76. La notion du consommateur dans le Code français de la consommation. Assez paradoxalement a priori, le Code français de la consommation ne définit pas le consommateur. Sans doute cette omission est-elle liée à la difficulté de cerner ce personnage. Si tout le monde n'est pas salarié ou commerçant, toute personne est consommateur. La catégorie juridique est donc incertaine. L'impression de flou est renforcée par le fait que le Code français de la consommation paraît parfois distinguer le consommateur et le non-professionnel. La logique de ce code renseigne que le point faible du contractant est différent selon le domaine de la réglementation. Il conclut un contrat sous la pression d'un démarcheur, il mesure mal le coût de son endettement, il adhère à une convention qui confère à son contractant un avantage excessif. A chaque domaine son consommateur et sa règlementation171(*).

77. La jurisprudence française. De sa part le juge français, cherchant les critères de la notion de consommateur, s'emploi en fait à déterminer l'inaptitude de ce dernier à résister à la puissance économique du professionnel dans la mesure où cette incapacité est inhérente à la qualité du consommateur172(*). Pour le juge français, de façon générale, est considéré comme consommateur celui qui contracte pour des besoins sans rapport direct avec sa profession173(*). Mais ce critère reste aussi imprécis. Son imprécision est le fait que la Cour de cassation renvoie l'appréciation de l'existence de ce rapport direct aux juges du fond174(*), ce qui engendre une véritable incertitude quant à cette notion175(*). Certains arrêts l'ont d'ailleurs écarté au profit d'une définition plus restrictive.

78. La doctrine française. La recherche dans la doctrine française, nous a permis de retenir deux définitions comparables du consommateur, données par deux professeurs, dont la voix fait autorité en la matière. Ainsi, selon le professeur j. Ghestin : « Le consommateur est « la personne qui, pour ses besoins personnels, non professionnels, devient partie à un contrat de fourniture de biens ou de service »176(*). L'autre définition est voisine de la première. Elle est donnée par les professeurs J. C ; Auloy et F. Stenmetz. Selon ces auteurs « le consommateur est une personne physique ou morale qui se procure ou qui utilise un bien ou un service pour un usage non professionnel »177(*).

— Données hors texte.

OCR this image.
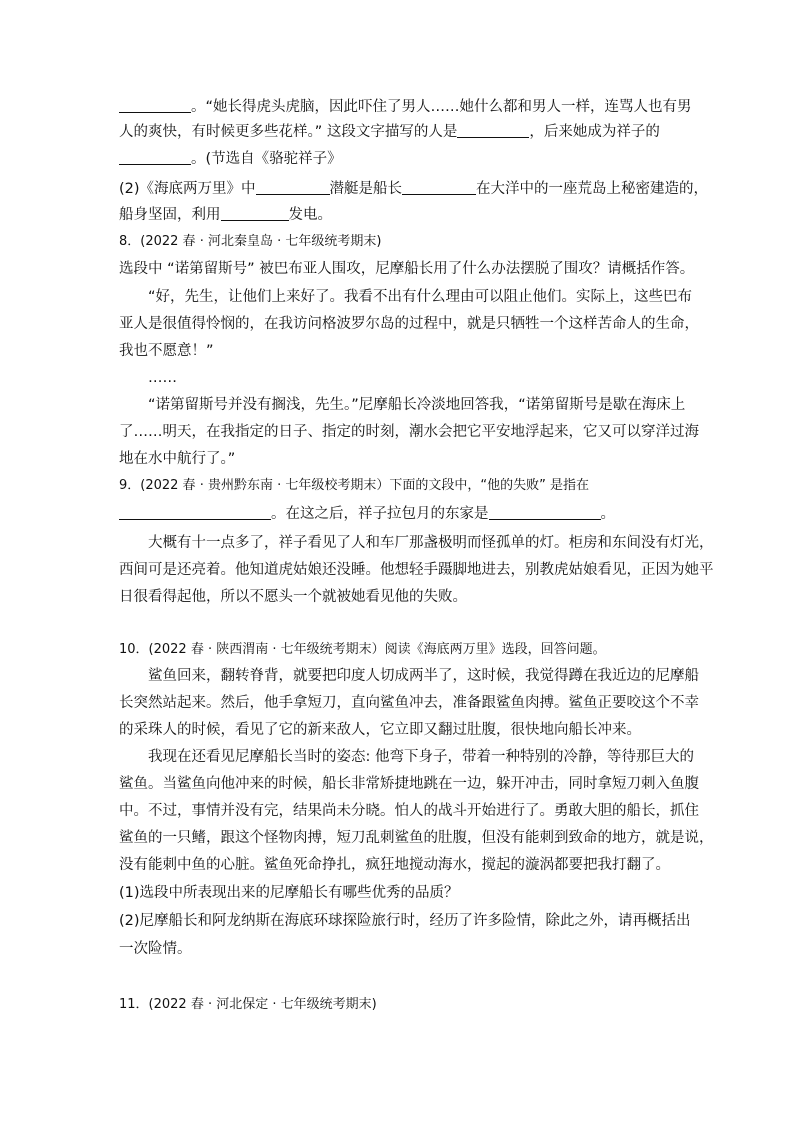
。“她长得虎头虎脑，因此吓住了男人……她什么都和男人一样，连骂人也有男
人的爽快，有时候更多些花样。” 这段文字描写的人是	，后来她成为祥子的
。(节选自《骆驼祥子》
(2)《海底两万里》中	潜艇是船长	在大洋中的一座荒岛上秘密建造的，
船身坚固，利用	发电。
8．(2022 春 · 河北秦皇岛 · 七年级统考期末)
选段中 “诺第留斯号” 被巴布亚人围攻，尼摩船长用了什么办法摆脱了围攻？请概括作答。
“好，先生，让他们上来好了。我看不出有什么理由可以阻止他们。实际上，这些巴布
亚人是很值得怜悯的，在我访问格波罗尔岛的过程中，就是只牺牲一个这样苦命人的生命，
我也不愿意！”
……
“诺第留斯号并没有搁浅，先生。”尼摩船长冷淡地回答我，“诺第留斯号是歇在海床上
了……明天，在我指定的日子、指定的时刻，潮水会把它平安地浮起来，它又可以穿洋过海
地在水中航行了。”
9．(2022 春 · 贵州黔东南 · 七年级校考期末）下面的文段中，“他的失败” 是指在
。在这之后，祥子拉包月的东家是	。
大概有十一点多了，祥子看见了人和车厂那盏极明而怪孤单的灯。柜房和东间没有灯光，
西间可是还亮着。他知道虎姑娘还没睡。他想轻手蹑脚地进去，别教虎姑娘看见，正因为她平
日很看得起他，所以不愿头一个就被她看见他的失败。
10．(2022 春 · 陕西渭南 · 七年级统考期末）阅读《海底两万里》选段，回答问题。
鲨鱼回来，翻转脊背，就要把印度人切成两半了，这时候，我觉得蹲在我近边的尼摩船
长突然站起来。然后，他手拿短刀，直向鲨鱼冲去，准备跟鲨鱼肉搏。鲨鱼正要咬这个不幸
的采珠人的时候，看见了它的新来敌人，它立即又翻过肚腹，很快地向船长冲来。
我现在还看见尼摩船长当时的姿态: 他弯下身子，带着一种特别的冷静，等待那巨大的
鲨鱼。当鲨鱼向他冲来的时候，船长非常矫捷地跳在一边，躲开冲击，同时拿短刀刺入鱼腹
中。不过，事情并没有完，结果尚未分晓。怕人的战斗开始进行了。勇敢大胆的船长，抓住
鲨鱼的一只鳍，跟这个怪物肉搏，短刀乱刺鲨鱼的肚腹，但没有能刺到致命的地方，就是说，
没有能刺中鱼的心脏。鲨鱼死命挣扎，疯狂地搅动海水，搅起的漩涡都要把我打翻了。
(1)选段中所表现出来的尼摩船长有哪些优秀的品质？
(2)尼摩船长和阿龙纳斯在海底环球探险旅行时，经历了许多险情，除此之外，请再概括出
一次险情。
11．(2022 春 · 河北保定 · 七年级统考期末)
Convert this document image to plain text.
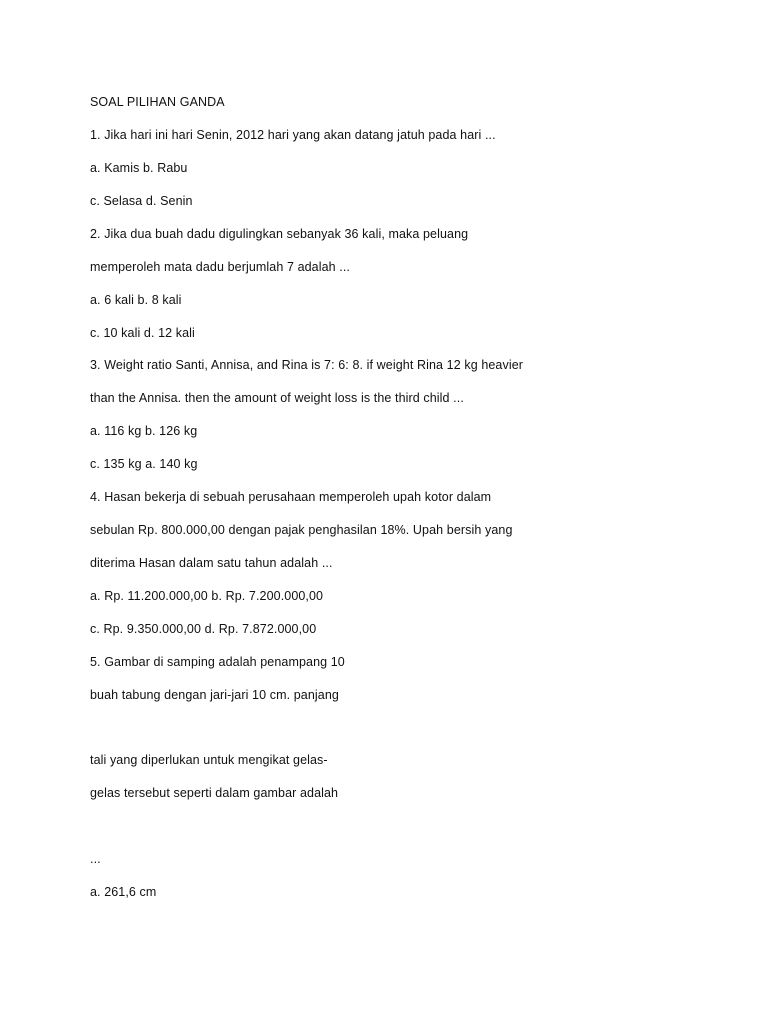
SOAL PILIHAN GANDA
1. Jika hari ini hari Senin, 2012 hari yang akan datang jatuh pada hari ...
a. Kamis b. Rabu
c. Selasa d. Senin
2. Jika dua buah dadu digulingkan sebanyak 36 kali, maka peluang
memperoleh mata dadu berjumlah 7 adalah ...
a. 6 kali b. 8 kali
c. 10 kali d. 12 kali
3. Weight ratio Santi, Annisa, and Rina is 7: 6: 8. if weight Rina 12 kg heavier
than the Annisa. then the amount of weight loss is the third child ...
a. 116 kg b. 126 kg
c. 135 kg a. 140 kg
4. Hasan bekerja di sebuah perusahaan memperoleh upah kotor dalam
sebulan Rp. 800.000,00 dengan pajak penghasilan 18%. Upah bersih yang
diterima Hasan dalam satu tahun adalah ...
a. Rp. 11.200.000,00 b. Rp. 7.200.000,00
c. Rp. 9.350.000,00 d. Rp. 7.872.000,00
5. Gambar di samping adalah penampang 10
buah tabung dengan jari-jari 10 cm. panjang
tali yang diperlukan untuk mengikat gelas-
gelas tersebut seperti dalam gambar adalah
...
a. 261,6 cm
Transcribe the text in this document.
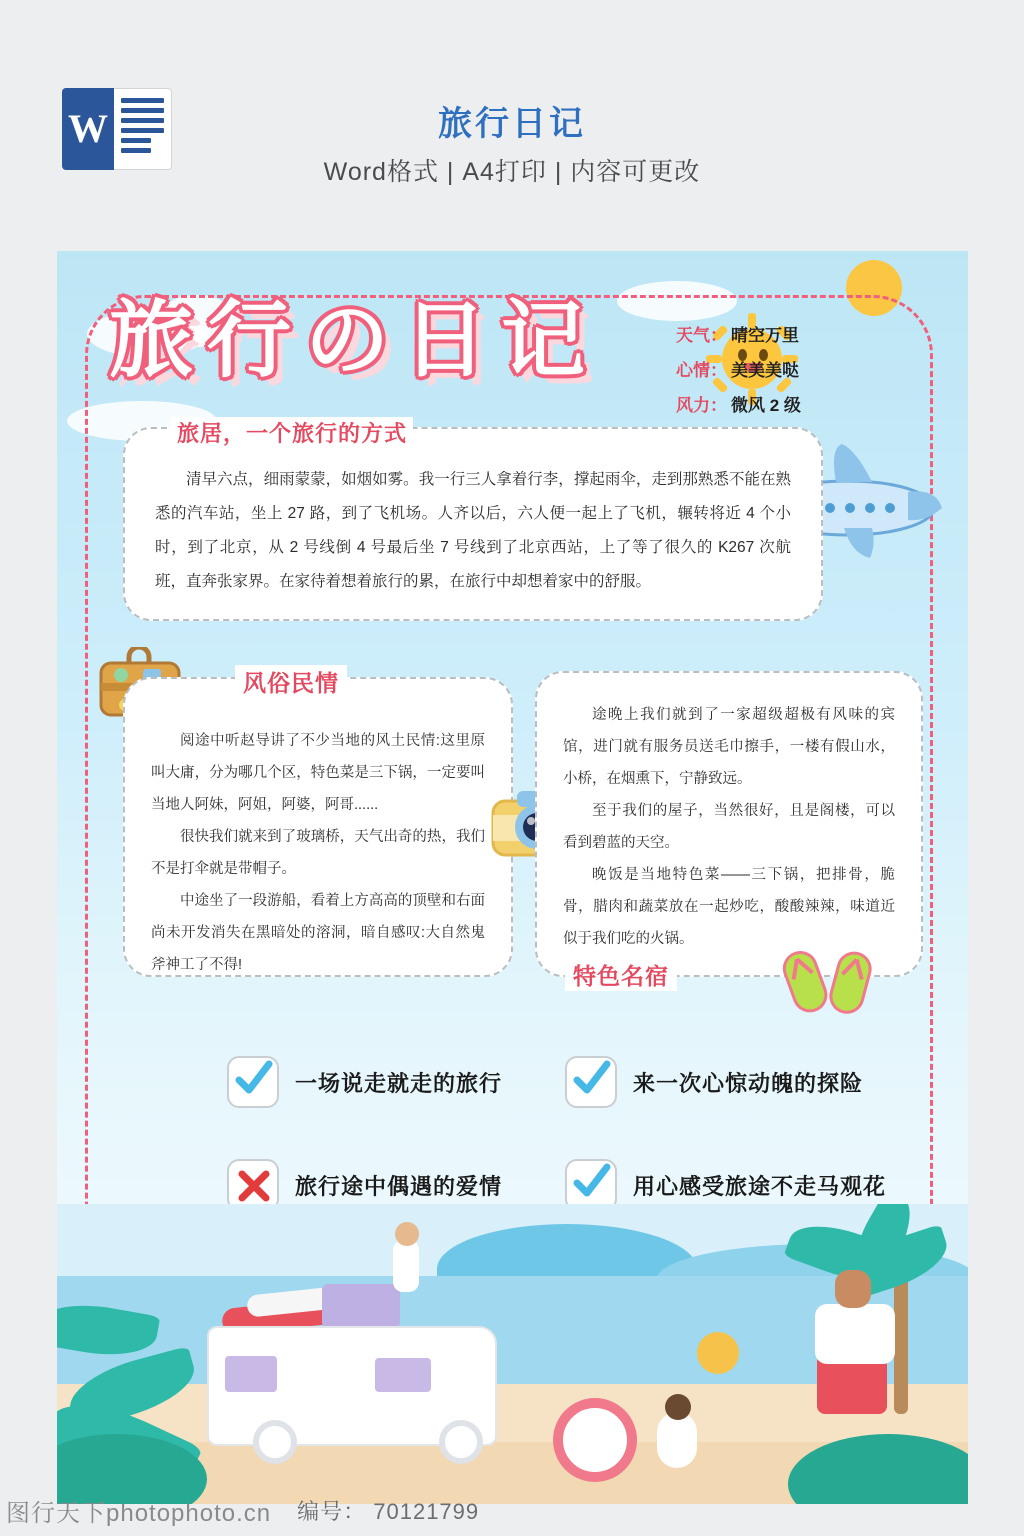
W	旅行日记
Word格式 | A4打印 | 内容可更改
旅行の日记	天气： 晴空万里
心情： 美美美哒
风力： 微风 2 级
旅居，一个旅行的方式

清早六点，细雨蒙蒙，如烟如雾。我一行三人拿着行李，撑起雨伞，走到那熟悉不能在熟悉的汽车站，坐上 27 路，到了飞机场。人齐以后，六人便一起上了飞机，辗转将近 4 个小时，到了北京，从 2 号线倒 4 号最后坐 7 号线到了北京西站，上了等了很久的 K267 次航班，直奔张家界。在家待着想着旅行的累，在旅行中却想着家中的舒服。

风俗民情

阅途中听赵导讲了不少当地的风土民情:这里原叫大庸，分为哪几个区，特色菜是三下锅，一定要叫当地人阿妹，阿姐，阿婆，阿哥......

很快我们就来到了玻璃桥，天气出奇的热，我们不是打伞就是带帽子。

中途坐了一段游船，看着上方高高的顶壁和右面尚未开发消失在黑暗处的溶洞，暗自感叹:大自然鬼斧神工了不得!

途晚上我们就到了一家超级超极有风味的宾馆，进门就有服务员送毛巾擦手，一楼有假山水，小桥，在烟熏下，宁静致远。

至于我们的屋子，当然很好，且是阁楼，可以看到碧蓝的天空。

晚饭是当地特色菜——三下锅，把排骨，脆骨，腊肉和蔬菜放在一起炒吃，酸酸辣辣，味道近似于我们吃的火锅。

特色名宿
一场说走就走的旅行	来一次心惊动魄的探险
旅行途中偶遇的爱情	用心感受旅途不走马观花
图行天下photophoto.cn 编号： 70121799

79. De ce qui précède on peut déduire que la notion de consommateur en droit reste incertaine, malgré une partie de la doctrine qui en prône une délimitation stricte178(*), la jurisprudence et une grande partie de la doctrine179(*), paraît plutôt en faveur d'une définition extensive, par le recours au critère du rapport direct180(*). Ainsi, si le droit de la consommation a pour objectif la protection du consommateur, la traduction juridique de ce but n'est pas aisée. Empruntée au domaine des sciences économiques, la notion de consommateur a été amenée, depuis quelques décennies, à jouer en droit civil français un rôle de protection, sans qu'une véritable réflexion n'ait été préalablement menée. Le résultat est qu'une définition rigoureuse du consommateur est, aujourd'hui encore, absente du droit français de la consommation181(*). Le consommateur est multiple car, cette qualité recouvre un sens différent selon les normes juridiques qui l'utilisent. Cette absence de définition uniforme de la notion du consommateur n'est pas tellement regrettable. En effet, certains mettaient en garde les juristes contre un excès de définition, facteur de rigidité et donc d'injustice182(*). La notion de consommateur en fournit un exemple topique. A notre sens, on estime que cette absence de définition ne peut que profiter au consommateur dans la mesure où elle permet au juge plus de souplesse dans l'application des textes consuméristes. Cependant, ce qui importe dans notre propos, c'est l'établissement des deux qualités de consommateur et de professionnel, condition nécessaire à la mesure du pouvoir économique relatif, résultant du rapport déséquilibré entre ces deux partenaires. En effet, le pouvoir économique relatif peut aussi résulter de la relation de dépendance dans laquelle peut se trouver un partenaire économique à l'égard d'une entreprise économiquement puissante.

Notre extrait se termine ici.